Washington, D.C. – Chair Raúl M. Grijalva (D-Ariz.) and Vice Chair Deb Haaland (D-N.M.) sent a letter today with eight House Democratic colleagues to Interior Secretary David Bernhardt urging him to close Grand Canyon National Park and other national parks and public lands at risk of spreading coronavirus due to continued crowding and high visitation levels. The National Park Service and the Department of the Interior have left parts of Grand Canyon National Park open to visitors despite the fact that Grand Canyon Village recently reported its first confirmed case of COVID-19, and the letter’s authors note that many other federally managed parks and public lands are located in remote areas with few medical services.

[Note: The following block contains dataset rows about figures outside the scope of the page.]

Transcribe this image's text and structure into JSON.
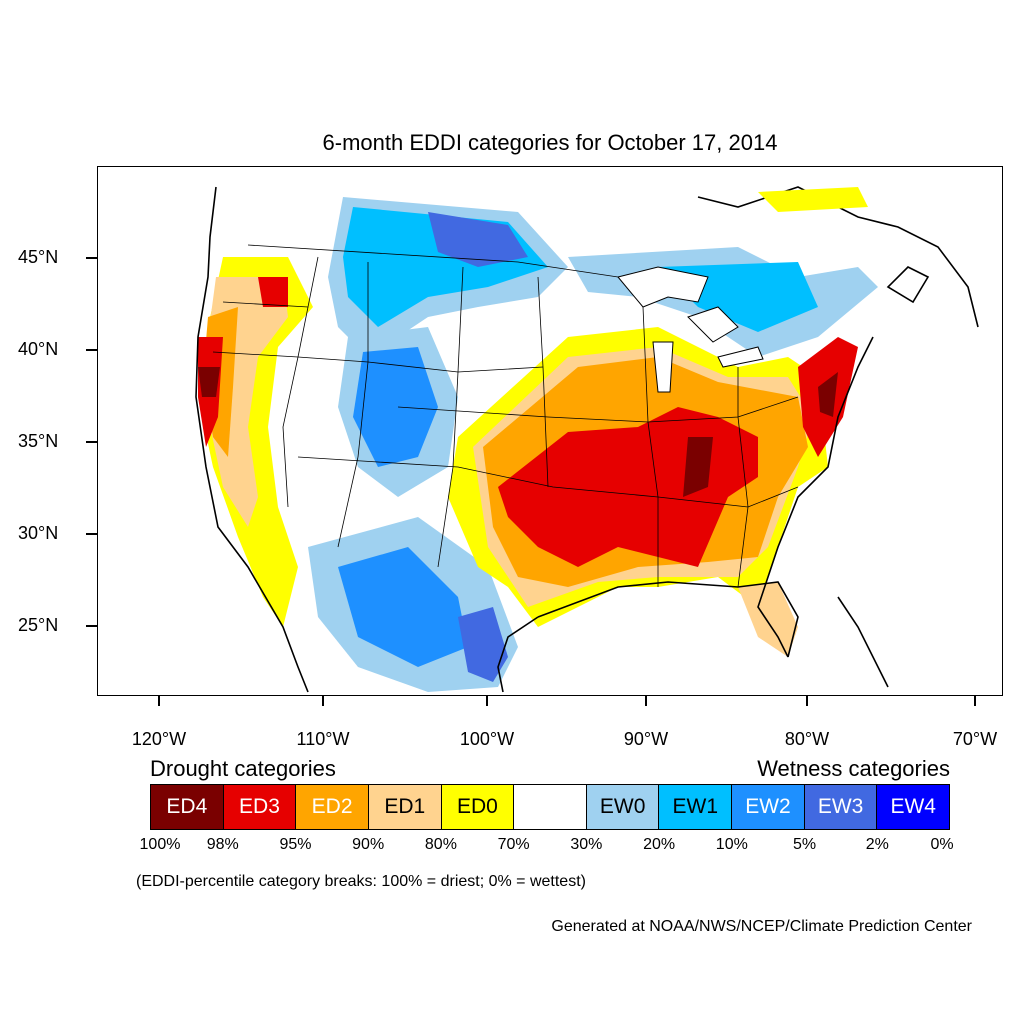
{
  "title": "6-month EDDI categories for October 17, 2014",
  "axes": {
    "y_ticks": [
      "45°N",
      "40°N",
      "35°N",
      "30°N",
      "25°N"
    ],
    "x_ticks": [
      "120°W",
      "110°W",
      "100°W",
      "90°W",
      "80°W",
      "70°W"
    ]
  },
  "legend": {
    "drought_heading": "Drought categories",
    "wetness_heading": "Wetness categories",
    "categories": [
      {
        "label": "ED4",
        "color": "#7a0000",
        "text_color": "#ffffff"
      },
      {
        "label": "ED3",
        "color": "#e60000",
        "text_color": "#ffffff"
      },
      {
        "label": "ED2",
        "color": "#ffa500",
        "text_color": "#ffffff"
      },
      {
        "label": "ED1",
        "color": "#ffd38f",
        "text_color": "#000000"
      },
      {
        "label": "ED0",
        "color": "#ffff00",
        "text_color": "#000000"
      },
      {
        "label": "",
        "color": "#ffffff",
        "text_color": "#000000"
      },
      {
        "label": "EW0",
        "color": "#9fd1f0",
        "text_color": "#000000"
      },
      {
        "label": "EW1",
        "color": "#00bfff",
        "text_color": "#000000"
      },
      {
        "label": "EW2",
        "color": "#1e90ff",
        "text_color": "#ffffff"
      },
      {
        "label": "EW3",
        "color": "#4169e1",
        "text_color": "#ffffff"
      },
      {
        "label": "EW4",
        "color": "#0000ff",
        "text_color": "#ffffff"
      }
    ],
    "breaks": [
      "100%",
      "98%",
      "95%",
      "90%",
      "80%",
      "70%",
      "30%",
      "20%",
      "10%",
      "5%",
      "2%",
      "0%"
    ]
  },
  "note": "(EDDI-percentile category breaks: 100% = driest; 0% = wettest)",
  "credit": "Generated at NOAA/NWS/NCEP/Climate Prediction Center"
}
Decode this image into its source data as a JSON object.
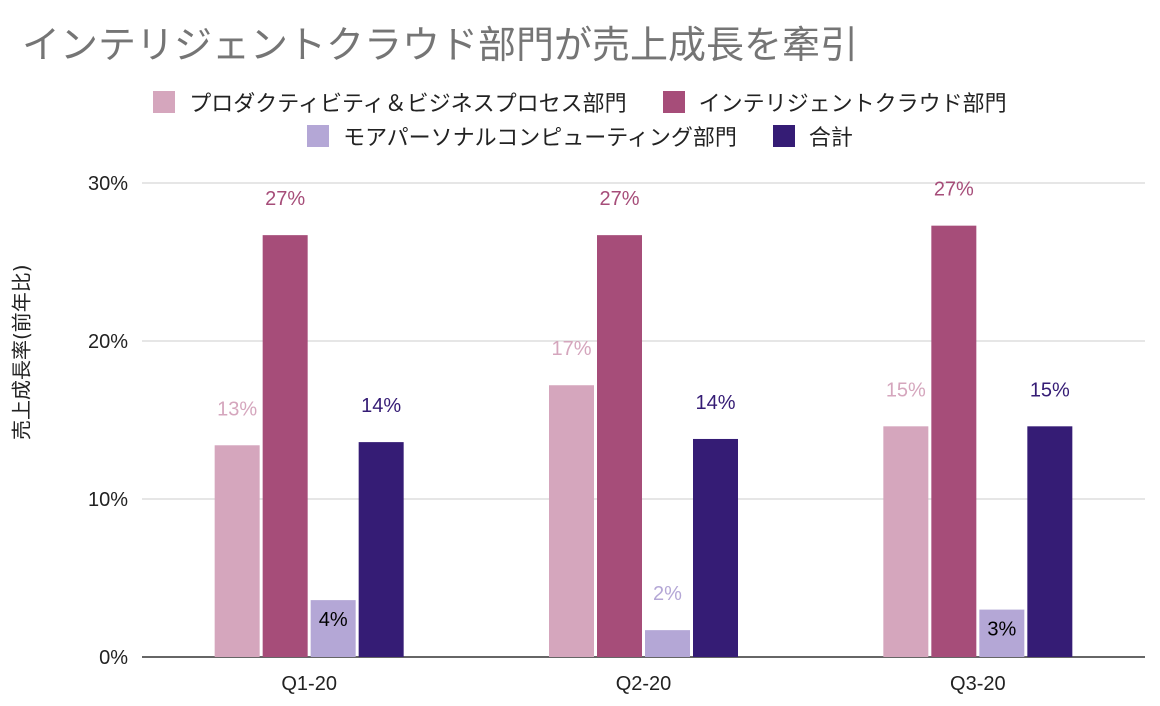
{
  "chart_data": {
    "type": "bar",
    "title": "インテリジェントクラウド部門が売上成長を牽引",
    "ylabel": "売上成長率(前年比)",
    "xlabel": "",
    "categories": [
      "Q1-20",
      "Q2-20",
      "Q3-20"
    ],
    "ylim": [
      0,
      30
    ],
    "yticks": [
      0,
      10,
      20,
      30
    ],
    "ytick_labels": [
      "0%",
      "10%",
      "20%",
      "30%"
    ],
    "grid": true,
    "legend_position": "top",
    "series": [
      {
        "name": "プロダクティビティ＆ビジネスプロセス部門",
        "color": "#d5a6bd",
        "values": [
          13.4,
          17.2,
          14.6
        ],
        "labels": [
          "13%",
          "17%",
          "15%"
        ],
        "label_color": "#d5a6bd",
        "label_inside": false
      },
      {
        "name": "インテリジェントクラウド部門",
        "color": "#a64d79",
        "values": [
          26.7,
          26.7,
          27.3
        ],
        "labels": [
          "27%",
          "27%",
          "27%"
        ],
        "label_color": "#a64d79",
        "label_inside": false
      },
      {
        "name": "モアパーソナルコンピューティング部門",
        "color": "#b4a7d6",
        "values": [
          3.6,
          1.7,
          3.0
        ],
        "labels": [
          "4%",
          "2%",
          "3%"
        ],
        "label_color": "#b4a7d6",
        "label_inside": [
          true,
          false,
          true
        ]
      },
      {
        "name": "合計",
        "color": "#351c75",
        "values": [
          13.6,
          13.8,
          14.6
        ],
        "labels": [
          "14%",
          "14%",
          "15%"
        ],
        "label_color": "#351c75",
        "label_inside": false
      }
    ]
  }
}
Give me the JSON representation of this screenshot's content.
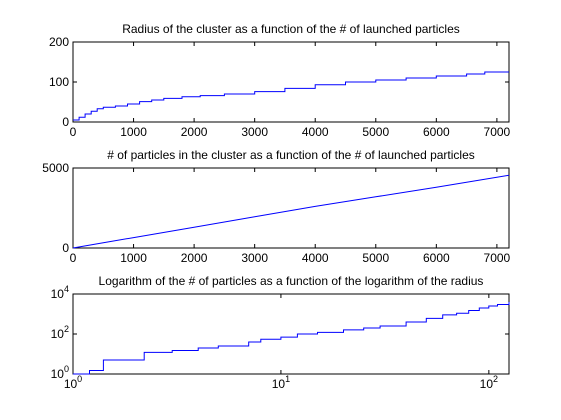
{
  "figure": {
    "background": "#ffffff"
  },
  "chart_data": [
    {
      "type": "line",
      "title": "Radius of the cluster as a function of the # of launched particles",
      "xlabel": "",
      "ylabel": "",
      "xlim": [
        0,
        7200
      ],
      "ylim": [
        0,
        200
      ],
      "xscale": "linear",
      "yscale": "linear",
      "xticks": [
        0,
        1000,
        2000,
        3000,
        4000,
        5000,
        6000,
        7000
      ],
      "xtick_labels": [
        "0",
        "1000",
        "2000",
        "3000",
        "4000",
        "5000",
        "6000",
        "7000"
      ],
      "yticks": [
        0,
        100,
        200
      ],
      "ytick_labels": [
        "0",
        "100",
        "200"
      ],
      "grid": false,
      "legend": "none",
      "series": [
        {
          "color": "#0000ff",
          "step": true,
          "x": [
            0,
            100,
            200,
            300,
            400,
            500,
            700,
            900,
            1100,
            1300,
            1500,
            1800,
            2100,
            2500,
            3000,
            3500,
            4000,
            4500,
            5000,
            5500,
            6000,
            6500,
            6800,
            7200
          ],
          "y": [
            5,
            12,
            20,
            27,
            33,
            37,
            40,
            45,
            51,
            55,
            59,
            63,
            66,
            70,
            76,
            84,
            93,
            100,
            105,
            110,
            115,
            120,
            125,
            125
          ]
        }
      ]
    },
    {
      "type": "line",
      "title": "# of particles in the cluster as a function of the # of launched particles",
      "xlabel": "",
      "ylabel": "",
      "xlim": [
        0,
        7200
      ],
      "ylim": [
        0,
        5000
      ],
      "xscale": "linear",
      "yscale": "linear",
      "xticks": [
        0,
        1000,
        2000,
        3000,
        4000,
        5000,
        6000,
        7000
      ],
      "xtick_labels": [
        "0",
        "1000",
        "2000",
        "3000",
        "4000",
        "5000",
        "6000",
        "7000"
      ],
      "yticks": [
        0,
        5000
      ],
      "ytick_labels": [
        "0",
        "5000"
      ],
      "grid": false,
      "legend": "none",
      "series": [
        {
          "color": "#0000ff",
          "step": false,
          "x": [
            0,
            500,
            1000,
            2000,
            3000,
            4000,
            5000,
            6000,
            7200
          ],
          "y": [
            0,
            330,
            650,
            1300,
            1950,
            2600,
            3200,
            3800,
            4550
          ]
        }
      ]
    },
    {
      "type": "line",
      "title": "Logarithm of the # of particles as a function of the logarithm of the radius",
      "xlabel": "",
      "ylabel": "",
      "xlim": [
        1,
        125
      ],
      "ylim": [
        1,
        10000
      ],
      "xscale": "log",
      "yscale": "log",
      "xticks": [
        1,
        10,
        100
      ],
      "xtick_labels": [
        "10^0",
        "10^1",
        "10^2"
      ],
      "yticks": [
        1,
        100,
        10000
      ],
      "ytick_labels": [
        "10^0",
        "10^2",
        "10^4"
      ],
      "grid": false,
      "legend": "none",
      "series": [
        {
          "color": "#0000ff",
          "step": true,
          "x": [
            1,
            1.2,
            1.4,
            2.2,
            3,
            4,
            5,
            7,
            8,
            10,
            12,
            15,
            20,
            25,
            30,
            40,
            50,
            60,
            70,
            80,
            90,
            100,
            110,
            125
          ],
          "y": [
            1,
            1.5,
            5,
            12,
            15,
            20,
            25,
            40,
            55,
            70,
            100,
            120,
            160,
            200,
            250,
            400,
            600,
            900,
            1100,
            1500,
            2000,
            2500,
            3000,
            4000
          ]
        }
      ]
    }
  ]
}
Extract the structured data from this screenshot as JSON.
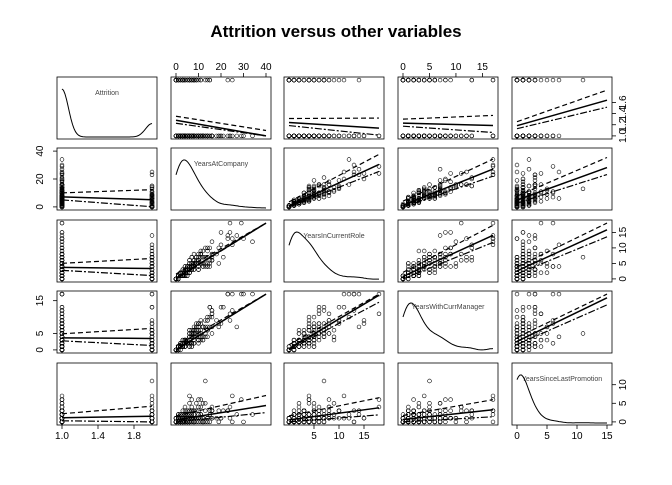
{
  "chart_data": {
    "type": "scatter",
    "subtype": "scatterplot-matrix",
    "title": "Attrition versus other variables",
    "variables": [
      "Attrition",
      "YearsAtCompany",
      "YearsInCurrentRole",
      "YearsWithCurrManager",
      "YearsSinceLastPromotion"
    ],
    "ranges": [
      [
        1,
        2
      ],
      [
        0,
        40
      ],
      [
        0,
        18
      ],
      [
        0,
        17
      ],
      [
        0,
        15
      ]
    ],
    "ticks": [
      [
        1.0,
        1.4,
        1.8
      ],
      [
        0,
        10,
        20,
        30,
        40
      ],
      [
        5,
        10,
        15
      ],
      [
        0,
        5,
        10,
        15
      ],
      [
        0,
        5,
        10,
        15
      ]
    ],
    "tick_labels": [
      [
        "1.0",
        "1.4",
        "1.8"
      ],
      [
        "0",
        "10",
        "20",
        "30",
        "40"
      ],
      [
        "5",
        "10",
        "15"
      ],
      [
        "0",
        "5",
        "10",
        "15"
      ],
      [
        "0",
        "5",
        "10",
        "15"
      ]
    ],
    "right_axis_ticks_attrition": [
      1.0,
      1.2,
      1.4,
      1.6
    ],
    "right_axis_labels_attrition": [
      "1.0",
      "1.2",
      "1.4",
      "1.6"
    ],
    "diagonal": "kernel density with variable name",
    "overlays": [
      "linear regression (solid)",
      "smoother spread (dashed)"
    ],
    "grid": false,
    "legend": "none"
  }
}
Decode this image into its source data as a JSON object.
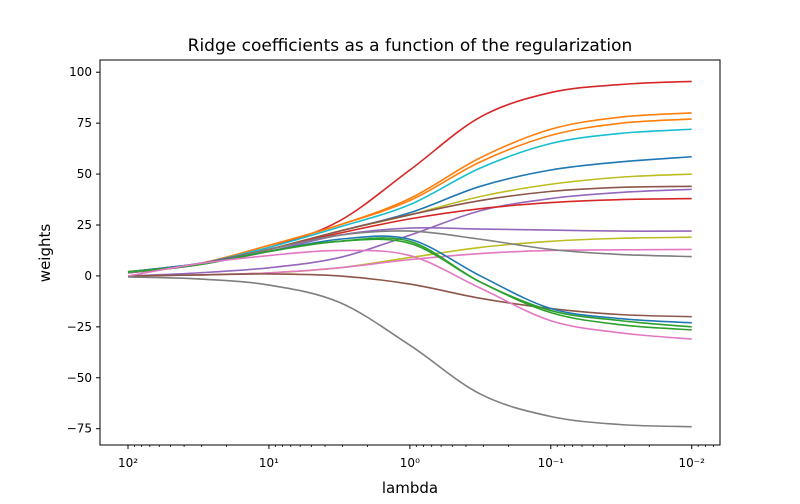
{
  "chart_data": {
    "type": "line",
    "title": "Ridge coefficients as a function of the regularization",
    "xlabel": "lambda",
    "ylabel": "weights",
    "x_scale": "log",
    "x_reversed": true,
    "xlim": [
      158,
      0.0063
    ],
    "ylim": [
      -83,
      106
    ],
    "grid": false,
    "legend": "none",
    "x_ticks": [
      {
        "value": 100,
        "label": "10²"
      },
      {
        "value": 10,
        "label": "10¹"
      },
      {
        "value": 1,
        "label": "10⁰"
      },
      {
        "value": 0.1,
        "label": "10⁻¹"
      },
      {
        "value": 0.01,
        "label": "10⁻²"
      }
    ],
    "y_ticks": [
      -75,
      -50,
      -25,
      0,
      25,
      50,
      75,
      100
    ],
    "x": [
      100,
      31.6,
      10,
      3.16,
      1,
      0.316,
      0.1,
      0.0316,
      0.01
    ],
    "series": [
      {
        "color": "#d62728",
        "values": [
          2,
          6,
          14,
          27,
          52,
          78,
          90,
          94,
          95.5
        ]
      },
      {
        "color": "#ff7f0e",
        "values": [
          2,
          6,
          15,
          25,
          38,
          58,
          72,
          78,
          80
        ]
      },
      {
        "color": "#ff7f0e",
        "values": [
          2,
          6,
          15,
          25,
          37,
          56,
          69,
          75,
          77
        ]
      },
      {
        "color": "#17becf",
        "values": [
          2,
          6,
          14,
          24,
          35,
          53,
          65,
          70,
          72
        ]
      },
      {
        "color": "#1f77b4",
        "values": [
          2,
          6,
          13,
          22,
          31,
          44,
          52,
          56,
          58.5
        ]
      },
      {
        "color": "#bcbd22",
        "values": [
          1.5,
          5.5,
          13,
          22,
          30,
          39,
          45,
          48.5,
          50
        ]
      },
      {
        "color": "#8c564b",
        "values": [
          1.5,
          5.5,
          13,
          22,
          30,
          37,
          41.5,
          43.5,
          44
        ]
      },
      {
        "color": "#9467bd",
        "values": [
          0,
          1.5,
          4,
          9,
          20,
          32,
          38,
          41,
          42.5
        ]
      },
      {
        "color": "#d62728",
        "values": [
          2,
          6,
          13,
          21,
          28,
          33,
          36,
          37.5,
          38
        ]
      },
      {
        "color": "#9467bd",
        "values": [
          1.5,
          5.5,
          12,
          20,
          23.5,
          23,
          22.5,
          22,
          22
        ]
      },
      {
        "color": "#bcbd22",
        "values": [
          0,
          0.5,
          1.5,
          4,
          9,
          14,
          17,
          18.5,
          19
        ]
      },
      {
        "color": "#e377c2",
        "values": [
          0,
          0.5,
          1.5,
          4,
          8,
          11,
          12.5,
          12.8,
          13
        ]
      },
      {
        "color": "#7f7f7f",
        "values": [
          1.5,
          5.5,
          13,
          20,
          22,
          18,
          13,
          10.5,
          9.5
        ]
      },
      {
        "color": "#8c564b",
        "values": [
          0,
          0.5,
          1,
          0,
          -4,
          -11,
          -16,
          -19,
          -20
        ]
      },
      {
        "color": "#1f77b4",
        "values": [
          2,
          6,
          12,
          18,
          18,
          0,
          -16,
          -21,
          -23
        ]
      },
      {
        "color": "#2ca02c",
        "values": [
          2,
          5.5,
          12,
          17,
          17,
          -3,
          -17,
          -22,
          -25
        ]
      },
      {
        "color": "#2ca02c",
        "values": [
          2,
          5.5,
          12,
          17,
          16,
          -3,
          -18,
          -24,
          -26.5
        ]
      },
      {
        "color": "#e377c2",
        "values": [
          0,
          6,
          10,
          12.5,
          10,
          -6,
          -22,
          -28,
          -31
        ]
      },
      {
        "color": "#7f7f7f",
        "values": [
          -0.5,
          -1.5,
          -4.5,
          -13,
          -34,
          -58,
          -69,
          -73,
          -74
        ]
      }
    ]
  }
}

Haaland, who chairs the Subcommittee on National Parks, Forests, and Public Lands, has raised concerns in recent days about sites in her home state such as Kasha-Katuwe Tent Rocks National Monument, where the All Pueblo Council of Governors has asked groups of visitors not to visit because of the threat posed to the nearby Cochiti Pueblo.
As the authors of today’s letter write:
Warnings on the National Park Service website and the closure of some park facilities have not proven sufficient to protect public health, prompting grave concerns from federal employees and the local communities nearest our public lands. Many parks are located in rural areas where an outbreak would overrun community hospitals and their staff, making it imperative that we act now to reduce risk.
The letter, available online at https://bit.ly/2UM9JfM, is also signed by Reps. Jared Huffman (D-Calif.), Alan Lowenthal (D-Calif.), Ruben Gallego (D-Ariz.), Darren Soto (D-Fla.), A. Donald McEachin (D-Va.), Diana DeGette (D-Colo.), Jesús G. “Chuy” Garcia (D-Ill.) and Tom O’Halleran (D-Ariz.). Huffman chairs the Natural Resources Subcommittee on Water, Oceans and Wildlife; Lowenthal chairs the Subcommittee on Energy and Mineral Resources; and Gallego chairs the Subcommittee for Indigenous Peoples of the United States.
Guidance from state and local officials has not always been sufficient to limit public exposure on public lands. As of the letter’s publication, Grand Canyon National Park remains partially open and Arizona Gov. Doug Ducey has not formally requested full closure.